修行とは、不満・不安(=苦)を滅することが目的です。修行が進むと、いい/悪い、正しい/間違いなどの判断基準が減っていき、そして不満や不安を感じることが減っていきます。すると、私は修行が進んでいるから「いいとも悪いとも、正しいとも間違いとも思ってなんかはいない。私はそんなことで腹を立てたりはしない。俺はこんなこと恐くなんかない。」などと、自分が判断基準を持っていることや、不満を持っていることから目を背けて、あたかもそれらが無いように取り繕ってしまうのです。自分でも気づかないほどに、思考君は巧妙に取り繕うことさえあります。

それは、[修行が進んでいる/進んでいない→いい/悪い]という判断基準を作ったからといえます。さらに、[判断基準を持っていない/持っている→修行が進んでいる/進んでいない][落ち着いている/腹を立てる→修行が進んでいる/進んでいない][勇敢/臆病→修行が進んでいる/進んでいない]などというような判断基準も作ったからといえます。

しかし、取り繕ってあるがままの事実を隠していると、いつまでたっても修行が進む(苦が減っていく)ことはありません。それでは修行が進まないどころか、正反対に向いています。これが修行の落とし穴です。

誠実に向き合うために

他人を見てはすぐに「正しい/間違い」を判断する自分の思考君の働きを否定したり、「そんな判断はしていない! イライラなんてしていない!」と事実から目を背けたりする働きを観察してみましょう。その働きの「真の正体(原因)」を意識し、認識できたなら、その働き(判断基準)はなくなります。

すると、ありのままの働きから目を背けず、誠実に向き合うことができるようになります。それが修行者の心の向きです。観察することは、苦を滅することになります。そしてそれは、思考君の勝手な働きを止めることになり、「働き」ではない「本当の自分」を知ることへと導かれる(ようです……)。

以下、尾山ヨガ教室のご紹介より(※ 筆記当時のものです)

そして、レッスン中は、常に『観察者であること』を目指します。
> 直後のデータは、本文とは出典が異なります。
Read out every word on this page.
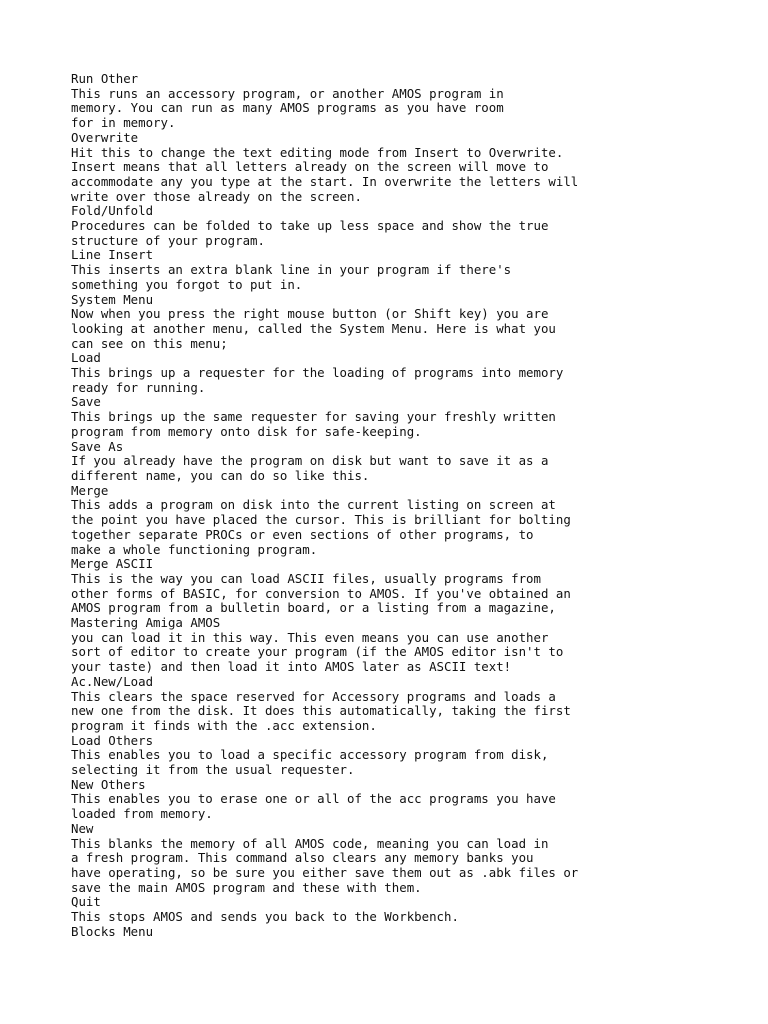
Run Other
This runs an accessory program, or another AMOS program in
memory. You can run as many AMOS programs as you have room
for in memory.
Overwrite
Hit this to change the text editing mode from Insert to Overwrite.
Insert means that all letters already on the screen will move to
accommodate any you type at the start. In overwrite the letters will
write over those already on the screen.
Fold/Unfold
Procedures can be folded to take up less space and show the true
structure of your program.
Line Insert
This inserts an extra blank line in your program if there's
something you forgot to put in.
System Menu
Now when you press the right mouse button (or Shift key) you are
looking at another menu, called the System Menu. Here is what you
can see on this menu;
Load
This brings up a requester for the loading of programs into memory
ready for running.
Save
This brings up the same requester for saving your freshly written
program from memory onto disk for safe-keeping.
Save As
If you already have the program on disk but want to save it as a
different name, you can do so like this.
Merge
This adds a program on disk into the current listing on screen at
the point you have placed the cursor. This is brilliant for bolting
together separate PROCs or even sections of other programs, to
make a whole functioning program.
Merge ASCII
This is the way you can load ASCII files, usually programs from
other forms of BASIC, for conversion to AMOS. If you've obtained an
AMOS program from a bulletin board, or a listing from a magazine,
Mastering Amiga AMOS
you can load it in this way. This even means you can use another
sort of editor to create your program (if the AMOS editor isn't to
your taste) and then load it into AMOS later as ASCII text!
Ac.New/Load
This clears the space reserved for Accessory programs and loads a
new one from the disk. It does this automatically, taking the first
program it finds with the .acc extension.
Load Others
This enables you to load a specific accessory program from disk,
selecting it from the usual requester.
New Others
This enables you to erase one or all of the acc programs you have
loaded from memory.
New
This blanks the memory of all AMOS code, meaning you can load in
a fresh program. This command also clears any memory banks you
have operating, so be sure you either save them out as .abk files or
save the main AMOS program and these with them.
Quit
This stops AMOS and sends you back to the Workbench.
Blocks Menu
更には日常生活でもその状態を目指します。

それは「今」という瞬間、瞬間を観察しているということであり、無意識ではなく『意識的であること』であり、それは常に『瞑想的であること』ということです。

それが心の働きを静める力であり、無意識な心の働きを消し去る力であり、苦しむことを手放す力であり、悟るための力です。


日々の暮らしの中で、自分が使っている心と身体を、自分と同一視することを止め、心と身体の働きや、今の自分の状況という事実を確認するだけにとどめておくことです。その事実から目を背けたり、どうにかしようとしたり、いい/悪い、正しい/間違いとなどと裁いたり……つまり抵抗することなく、ありのままの事実を事実として認め、受け入れることです。

自分はそれらの観察者であり続け、心と身体という「働き」は、自分という「存在」とは別であることの実感を目指していきましょう。


ただ存在していることの喜び


そんな「今」を、共に過ごしていきましょう。


焦らずに、誠実に、ただただ観察していきましょう。